Imputation d’un fait et volonté de nuire
« Pour apprécier la responsabilité, le juge va distinguer, dans les commentaires peu élogieux, ceux qui s’apparentent à des jugements de valeur de ceux qui évoquent un fait, qui imputent une chose précise à une personne identifiée, et qui peuvent être illicites. Un jugement de valeur, c’est par exemple l’expression d’un ressenti global sur un professionnel, comme ‘il n’est pas sympathique, ‘il ne m’a pas pris au sérieux’ ou ‘je trouve qu’il ne se soucie pas réellement de ses patients’. Cela relève du droit d’expression. Imputer un fait, c’est affirmer quelque chose de précis, par exemple ‘après son intervention, ma cicatrice s’est infectée’. On tombera dans de la calomnie ou de la diffamation si l’affirmation s’avère incorrecte ou impossible à prouver, et que son auteur a la volonté de nuire, méchamment et de façon publique, à la réputation, à l’honneur d’une personne. »
Demander sans hésiter un retrait
Que doit faire le professionnel qui a hérité d’un avis déplacé ? « A mon sens, la première chose à faire est de solliciter l’auteur, s’il est connu, et/ou le gestionnaire du site, pour demander le retrait du commentaire. Des outils permettent de signaler et/ou de supprimer les avis jugés inappropriés. Il est, par ailleurs, opportun de s’adresser à Google pour demander le ‘déréférencement’, la suppression des données de l’index du moteur de recherche, conformément au droit à l’oubli consacré par le RGPD. »
La juriste préconise d’ensuite tenter de renouer le dialogue, de restaurer la confiance avec le patient (du moins si le commentaire n’était pas anonyme) « en vue d’en comprendre les motivations sous-jacentes ». Une démarche constructive que le prestataire entamera en proposant à son patient de discuter en privé, de sorte à ne pas trahir le secret professionnel.
« Enfin, si le dialogue n’aboutit pas et que les commentaires laissés présentent un caractère diffamatoire, calomnieux ou injurieux, le prestataire peut engager une action au pénal - s’il y a diffamation ou calomnie - ou engager une action en responsabilité civile pour obtenir des dommages et intérêts. »

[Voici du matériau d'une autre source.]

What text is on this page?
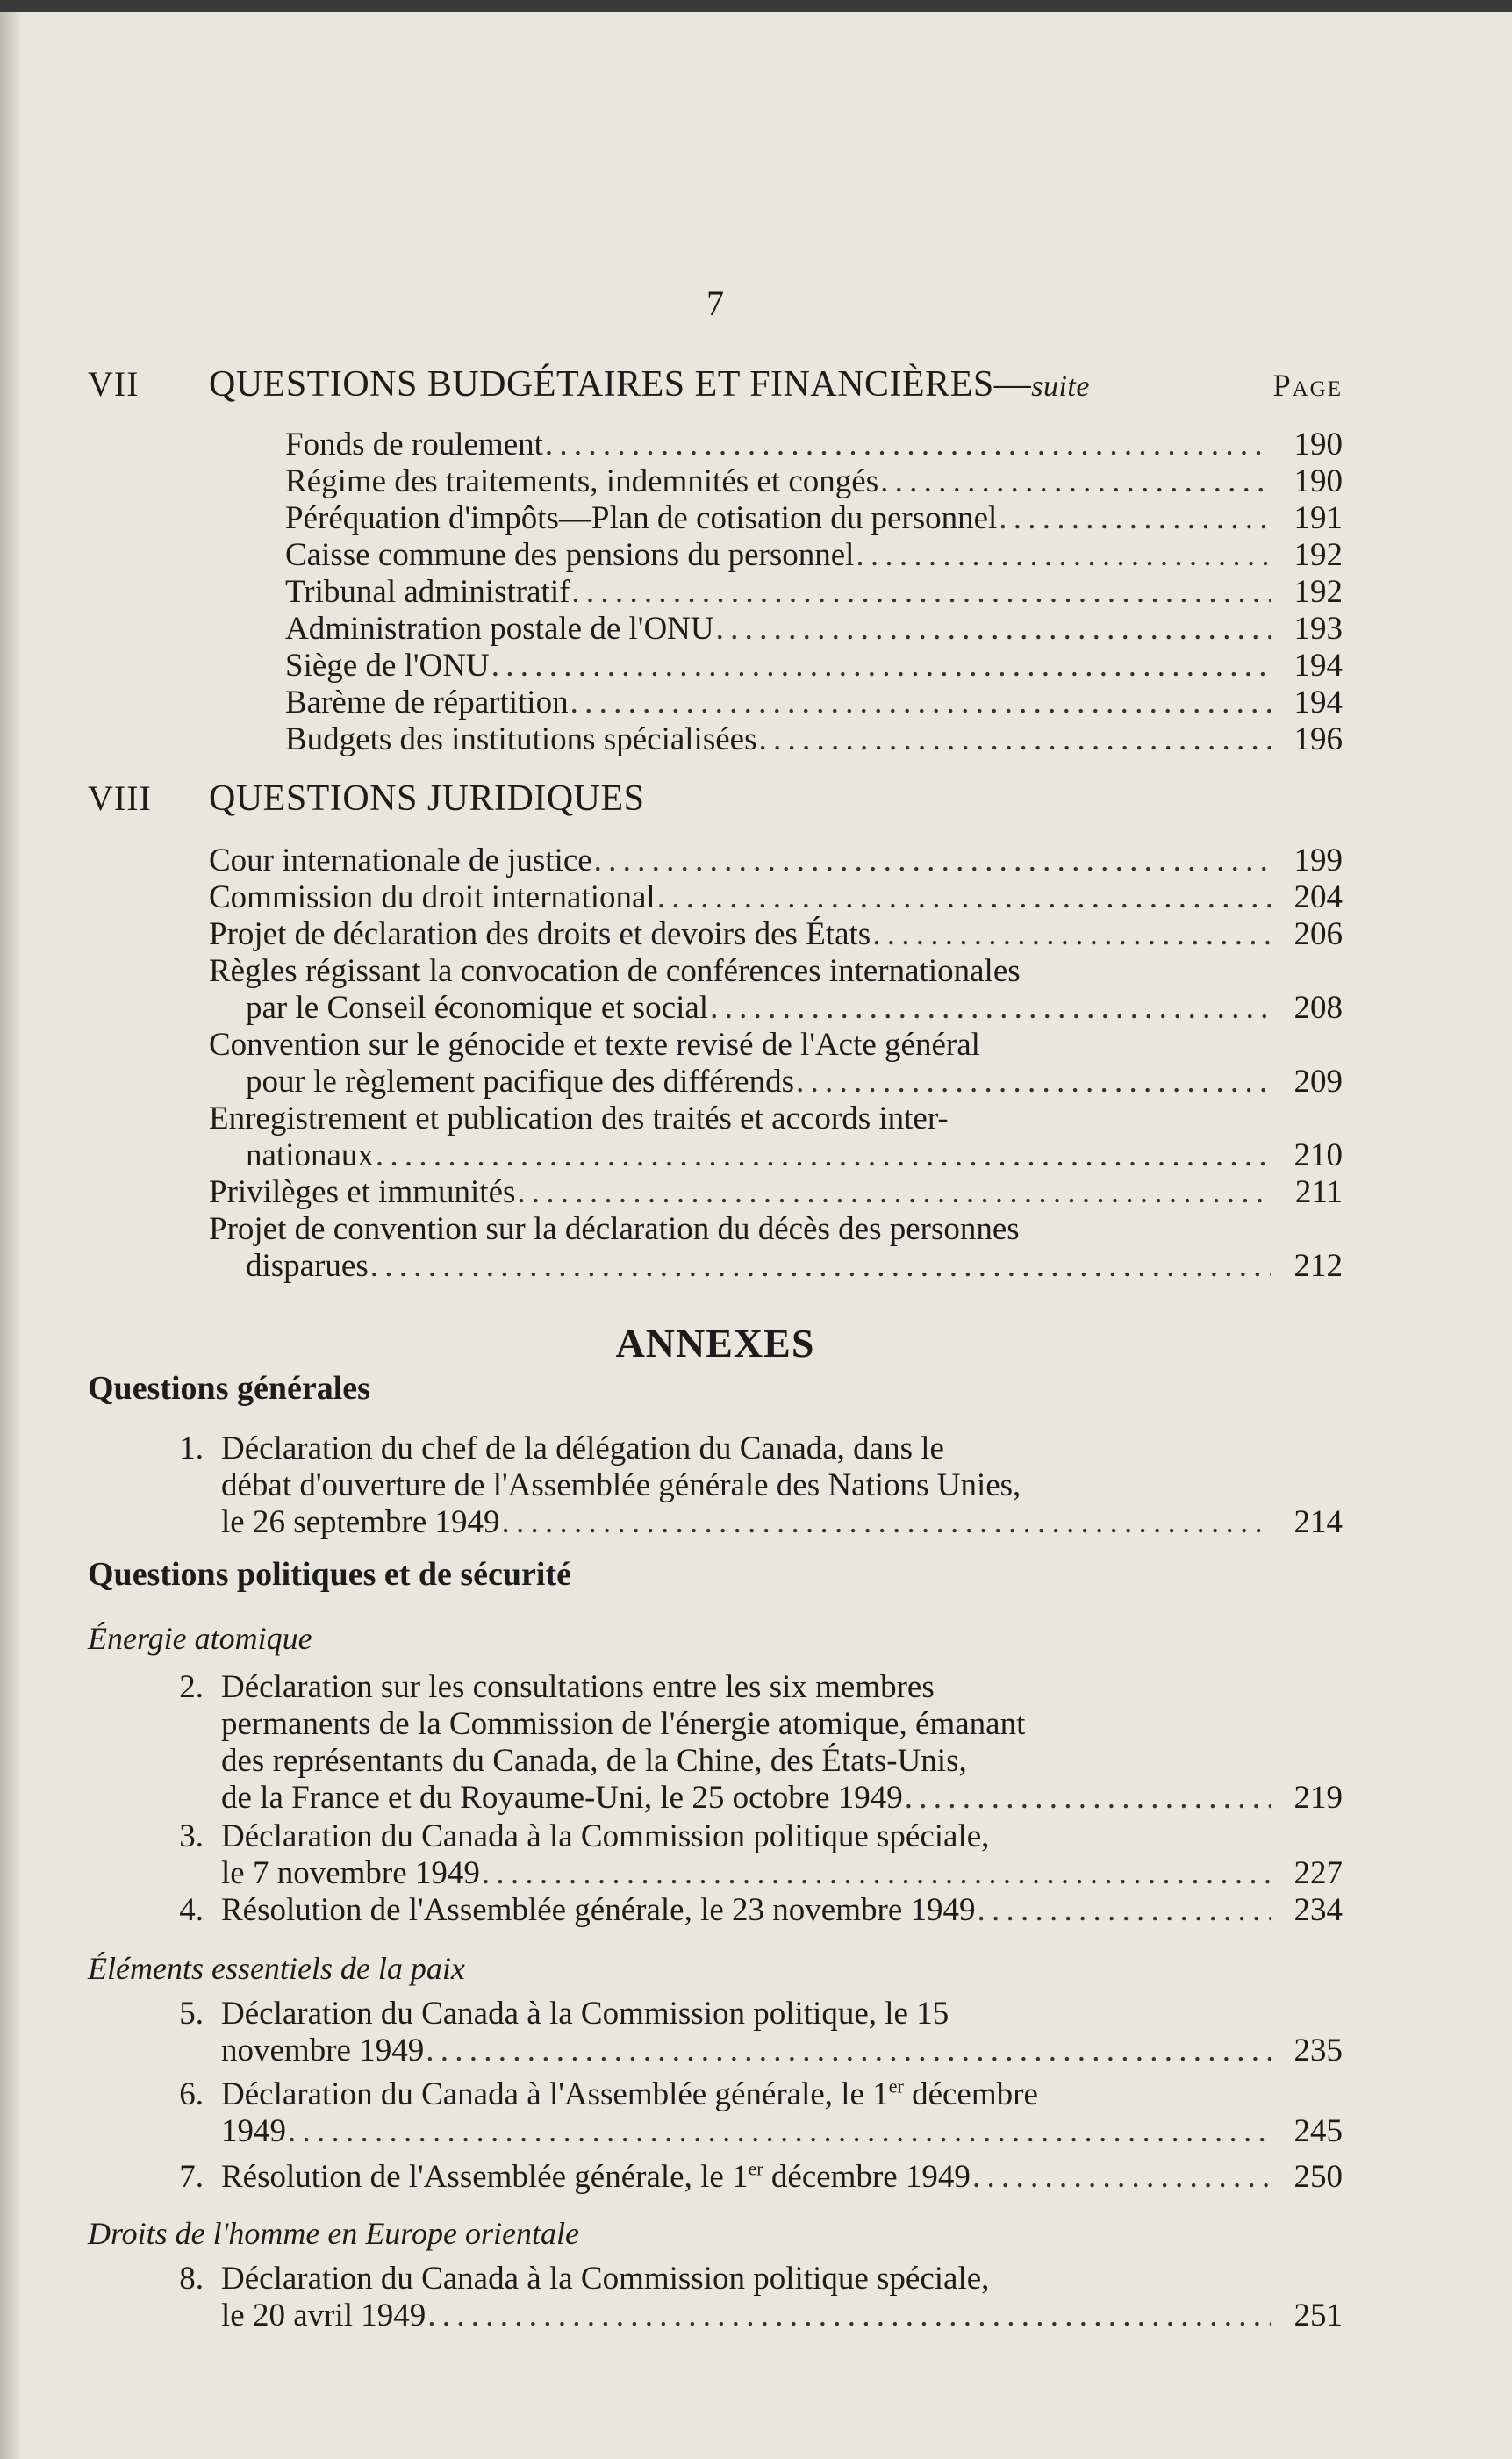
7
VII QUESTIONS BUDGÉTAIRES ET FINANCIÈRES—suite	Page
Fonds de roulement . . .	190
Régime des traitements, indemnités et congés . . .	190
Péréquation d'impôts—Plan de cotisation du personnel . . .	191
Caisse commune des pensions du personnel . . .	192
Tribunal administratif . . .	192
Administration postale de l'ONU . . .	193
Siège de l'ONU . . .	194
Barème de répartition . . .	194
Budgets des institutions spécialisées . . .	196
VIII QUESTIONS JURIDIQUES
Cour internationale de justice . . .	199
Commission du droit international . . .	204
Projet de déclaration des droits et devoirs des États . . .	206
Règles régissant la convocation de conférences internationales
par le Conseil économique et social . . .	208
Convention sur le génocide et texte revisé de l'Acte général
pour le règlement pacifique des différends . . .	209
Enregistrement et publication des traités et accords inter-
nationaux . . .	210
Privilèges et immunités . . .	211
Projet de convention sur la déclaration du décès des personnes
disparues . . .	212
ANNEXES
Questions générales
1. Déclaration du chef de la délégation du Canada, dans le
débat d'ouverture de l'Assemblée générale des Nations Unies,
le 26 septembre 1949 . . .	214
Questions politiques et de sécurité
Énergie atomique
2. Déclaration sur les consultations entre les six membres
permanents de la Commission de l'énergie atomique, émanant
des représentants du Canada, de la Chine, des États-Unis,
de la France et du Royaume-Uni, le 25 octobre 1949 . . .	219
3. Déclaration du Canada à la Commission politique spéciale,
le 7 novembre 1949 . . .	227
4. Résolution de l'Assemblée générale, le 23 novembre 1949 . . .	234
Éléments essentiels de la paix
5. Déclaration du Canada à la Commission politique, le 15
novembre 1949 . . .	235
6. Déclaration du Canada à l'Assemblée générale, le 1er décembre
1949 . . .	245
7. Résolution de l'Assemblée générale, le 1er décembre 1949 . . .	250
Droits de l'homme en Europe orientale
8. Déclaration du Canada à la Commission politique spéciale,
le 20 avril 1949 . . .	251
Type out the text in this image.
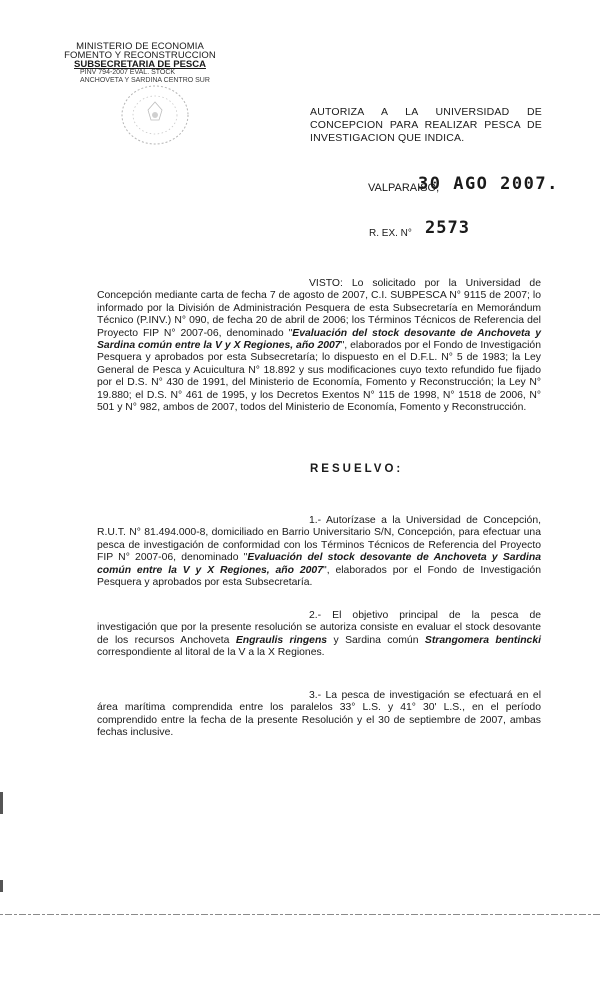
MINISTERIO DE ECONOMIA
FOMENTO Y RECONSTRUCCION
SUBSECRETARIA DE PESCA
PINV 794-2007 EVAL. STOCK
ANCHOVETA Y SARDINA CENTRO SUR
AUTORIZA A LA UNIVERSIDAD DE CONCEPCION PARA REALIZAR PESCA DE INVESTIGACION QUE INDICA.
VALPARAISO,
30 AGO 2007.
R. EX. N° 2573
VISTO: Lo solicitado por la Universidad de Concepción mediante carta de fecha 7 de agosto de 2007, C.I. SUBPESCA N° 9115 de 2007; lo informado por la División de Administración Pesquera de esta Subsecretaría en Memorándum Técnico (P.INV.) N° 090, de fecha 20 de abril de 2006; los Términos Técnicos de Referencia del Proyecto FIP N° 2007-06, denominado "Evaluación del stock desovante de Anchoveta y Sardina común entre la V y X Regiones, año 2007", elaborados por el Fondo de Investigación Pesquera y aprobados por esta Subsecretaría; lo dispuesto en el D.F.L. N° 5 de 1983; la Ley General de Pesca y Acuicultura N° 18.892 y sus modificaciones cuyo texto refundido fue fijado por el D.S. N° 430 de 1991, del Ministerio de Economía, Fomento y Reconstrucción; la Ley N° 19.880; el D.S. N° 461 de 1995, y los Decretos Exentos N° 115 de 1998, N° 1518 de 2006, N° 501 y N° 982, ambos de 2007, todos del Ministerio de Economía, Fomento y Reconstrucción.
RESUELVO:
1.- Autorízase a la Universidad de Concepción, R.U.T. N° 81.494.000-8, domiciliado en Barrio Universitario S/N, Concepción, para efectuar una pesca de investigación de conformidad con los Términos Técnicos de Referencia del Proyecto FIP N° 2007-06, denominado "Evaluación del stock desovante de Anchoveta y Sardina común entre la V y X Regiones, año 2007", elaborados por el Fondo de Investigación Pesquera y aprobados por esta Subsecretaría.
2.- El objetivo principal de la pesca de investigación que por la presente resolución se autoriza consiste en evaluar el stock desovante de los recursos Anchoveta Engraulis ringens y Sardina común Strangomera bentincki correspondiente al litoral de la V a la X Regiones.
3.- La pesca de investigación se efectuará en el área marítima comprendida entre los paralelos 33° L.S. y 41° 30' L.S., en el período comprendido entre la fecha de la presente Resolución y el 30 de septiembre de 2007, ambas fechas inclusive.
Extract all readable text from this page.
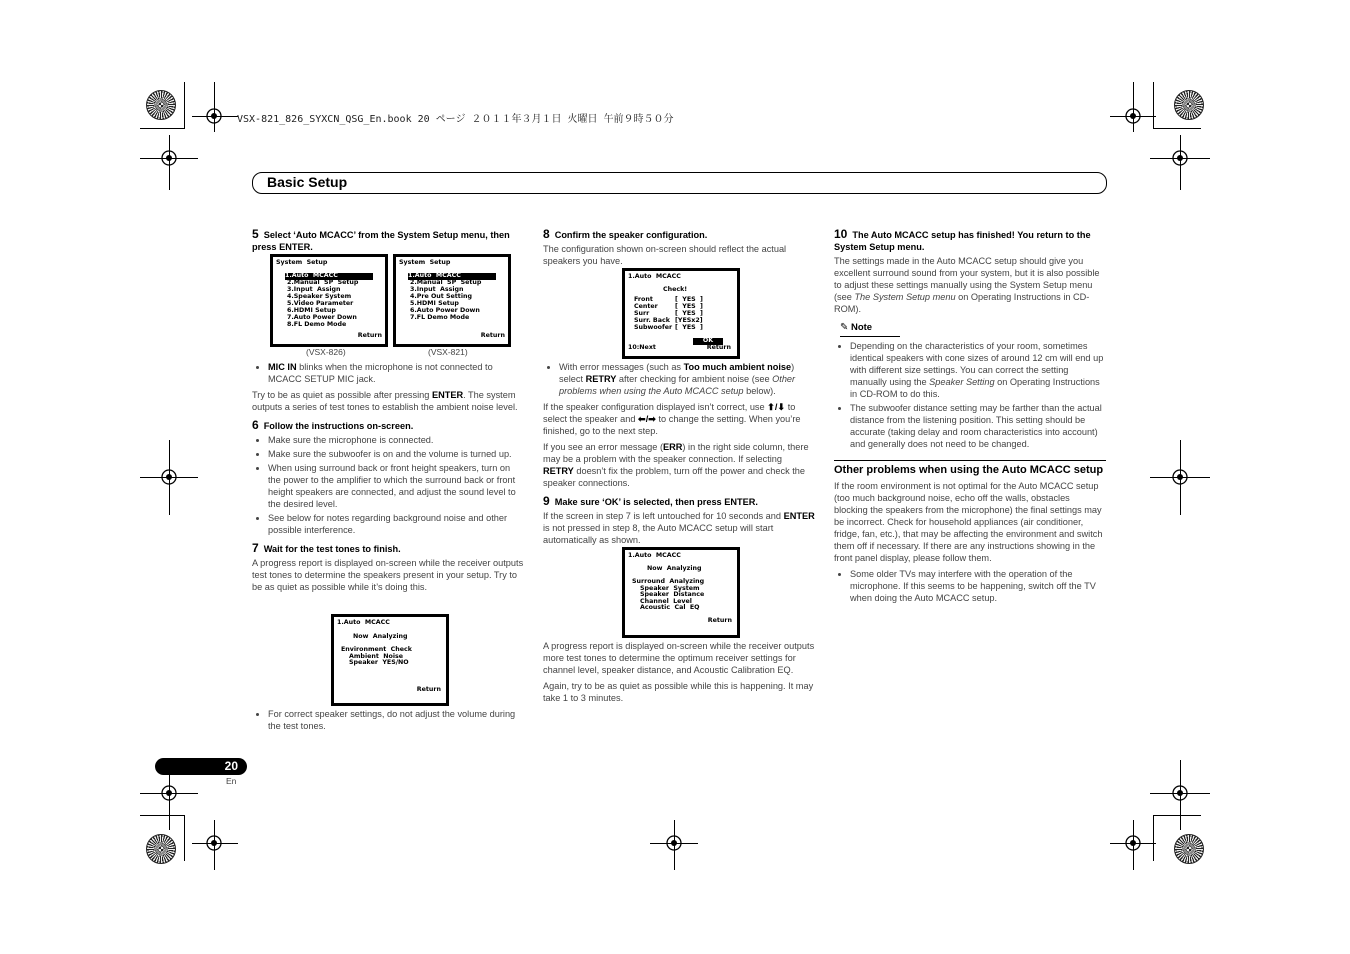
VSX-821_826_SYXCN_QSG_En.book 20 ページ ２０１１年３月１日 火曜日 午前９時５０分
Basic Setup
5 Select ‘Auto MCACC’ from the System Setup menu, then press ENTER.
System  Setup
1.Auto  MCACC
2.Manual  SP  Setup
3.Input  Assign
4.Speaker System
5.Video Parameter
6.HDMI Setup
7.Auto Power Down
8.FL Demo Mode
Return
(VSX-826)
System  Setup
1.Auto  MCACC
2.Manual  SP  Setup
3.Input  Assign
4.Pre Out Setting
5.HDMI Setup
6.Auto Power Down
7.FL Demo Mode
Return
(VSX-821)
• MIC IN blinks when the microphone is not connected to MCACC SETUP MIC jack.

Try to be as quiet as possible after pressing ENTER. The system outputs a series of test tones to establish the ambient noise level.

6 Follow the instructions on-screen.
• Make sure the microphone is connected.
• Make sure the subwoofer is on and the volume is turned up.
• When using surround back or front height speakers, turn on the power to the amplifier to which the surround back or front height speakers are connected, and adjust the sound level to the desired level.
• See below for notes regarding background noise and other possible interference.
7 Wait for the test tones to finish.

A progress report is displayed on-screen while the receiver outputs test tones to determine the speakers present in your setup. Try to be as quiet as possible while it’s doing this.

1.Auto  MCACC
Now  Analyzing
Environment  Check
Ambient  Noise
Speaker  YES/NO
Return
• For correct speaker settings, do not adjust the volume during the test tones.
8 Confirm the speaker configuration.

The configuration shown on-screen should reflect the actual speakers you have.

1.Auto  MCACC
Check!
Front	[  YES  ]
Center	[  YES  ]
Surr	[  YES  ]
Surr. Back [YESx2]
Subwoofer [  YES  ]
OK
10:Next	Return
• With error messages (such as Too much ambient noise) select RETRY after checking for ambient noise (see Other problems when using the Auto MCACC setup below).

If the speaker configuration displayed isn’t correct, use ⬆/⬇ to select the speaker and ⬅/➡ to change the setting. When you’re finished, go to the next step.

If you see an error message (ERR) in the right side column, there may be a problem with the speaker connection. If selecting RETRY doesn’t fix the problem, turn off the power and check the speaker connections.

9 Make sure ‘OK’ is selected, then press ENTER.

If the screen in step 7 is left untouched for 10 seconds and ENTER is not pressed in step 8, the Auto MCACC setup will start automatically as shown.

1.Auto  MCACC
Now  Analyzing
Surround  Analyzing
Speaker  System
Speaker  Distance
Channel  Level
Acoustic  Cal  EQ
Return

A progress report is displayed on-screen while the receiver outputs more test tones to determine the optimum receiver settings for channel level, speaker distance, and Acoustic Calibration EQ.

Again, try to be as quiet as possible while this is happening. It may take 1 to 3 minutes.

10 The Auto MCACC setup has finished! You return to the System Setup menu.

The settings made in the Auto MCACC setup should give you excellent surround sound from your system, but it is also possible to adjust these settings manually using the System Setup menu (see The System Setup menu on Operating Instructions in CD-ROM).

✎ Note
• Depending on the characteristics of your room, sometimes identical speakers with cone sizes of around 12 cm will end up with different size settings. You can correct the setting manually using the Speaker Setting on Operating Instructions in CD-ROM to do this.
• The subwoofer distance setting may be farther than the actual distance from the listening position. This setting should be accurate (taking delay and room characteristics into account) and generally does not need to be changed.
Other problems when using the Auto MCACC setup

If the room environment is not optimal for the Auto MCACC setup (too much background noise, echo off the walls, obstacles blocking the speakers from the microphone) the final settings may be incorrect. Check for household appliances (air conditioner, fridge, fan, etc.), that may be affecting the environment and switch them off if necessary. If there are any instructions showing in the front panel display, please follow them.

• Some older TVs may interfere with the operation of the microphone. If this seems to be happening, switch off the TV when doing the Auto MCACC setup.
20
En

(*) sans prétention d’exhaustivité, on peut parler pour les médecins de Vlazoem, qui n’existe plus, de Wisdoc.com, de la base de données www.medecinbelgique.com qui répertorie entre autres 23.000 généralistes dont certains héritent de « recommandations »… Doctoranytime.be inventorie lui aussi, jouant la carte de la prise de rendez-vous directe H24 ; il relaie des « avis vérifiés » (traduits en cotes sur 10, sur la ponctualité, la propreté du cabinet, le fait de bien informer sur la pathologie et d’avertir quant aux effets secondaires).
(**) en Belgique aussi, l’Ordre des médecins a déjà émis plusieurs avis sur la problématique, e.a. en décembre 2019, en renvoyant à des avis de novembre 2016 et février 2015.
Selon des règles de contenu propres
Pour se manifester auprès des responsables d’un site où s’affichent des commentaires dont on se serait passé, il existe différentes procédures à suivre, indiquées plus ou moins ostensiblement. Revenons-en au très présent Google, qui affirme prendre au sérieux l'utilisation abusive de ses services. Pour lui signaler un avis qu’on juge problématique, on active au niveau de l’avis en question l’icône en forme de petit drapeau (« derrière » le menu à 3 points) et on complète le formulaire qui apparait. Ses équipes vont alors examiner le cas, ce qui peut prendre plusieurs jours. Attention que le côté « inapproprié » va être évalué en fonction des règles de contenus de Google. L’avis peut vous contrarier, mais ne pas être en infraction avec la politique-maison.